Cette séance inaugurale, présidée par Bruno Ngolo, chargé de l’administration, a permis la mise en place du bureau d’âge, avec à sa tête Gaston Nkole Tshimuanga, vice-gouverneur du Kasaï, le doyen d’âge, Maître Freddy Mudibua Kabala et Joseph Ngalamulume Bokako, respectivement rapporteur et questeur de l’Assemblée provinciale.
Ce bureau provisoire, d’une durée de trois (3) mois, aura pour mission de valider les pouvoirs des députés, d’élaborer et de voter le règlement intérieur, ainsi que d’organiser l’élection du bureau définitif de l’Assemblée provinciale du Kasaï.
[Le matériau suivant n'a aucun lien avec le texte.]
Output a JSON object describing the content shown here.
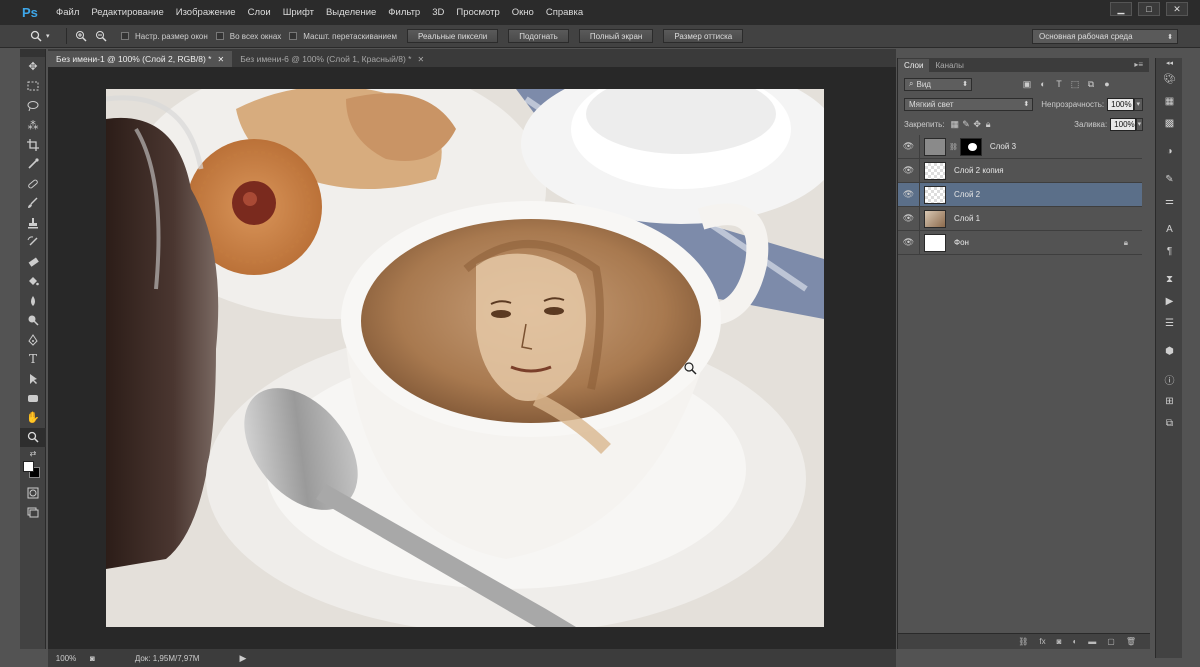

Par ailleurs, cette nouvelle Assemblée provinciale du Kasaï est composée à 80% de nouveaux membres. Sur les 30 élus, seuls 9 anciens députés provinciaux ont été reconduits, tandis que 24 sont de nouveaux élus.
Concernant un élu de la circonscription électorale de Tshikapa ville, qui figure sur la liste A/A-UNC, la ministre provinciale Denise Mulunda a été humiliée par son collègue Jean Denis Tshiyombo, qui a siégé ce jour-là. En dehors des rumeurs stériles qui ont enflammé la toile concernant son remplacement par cette dernière.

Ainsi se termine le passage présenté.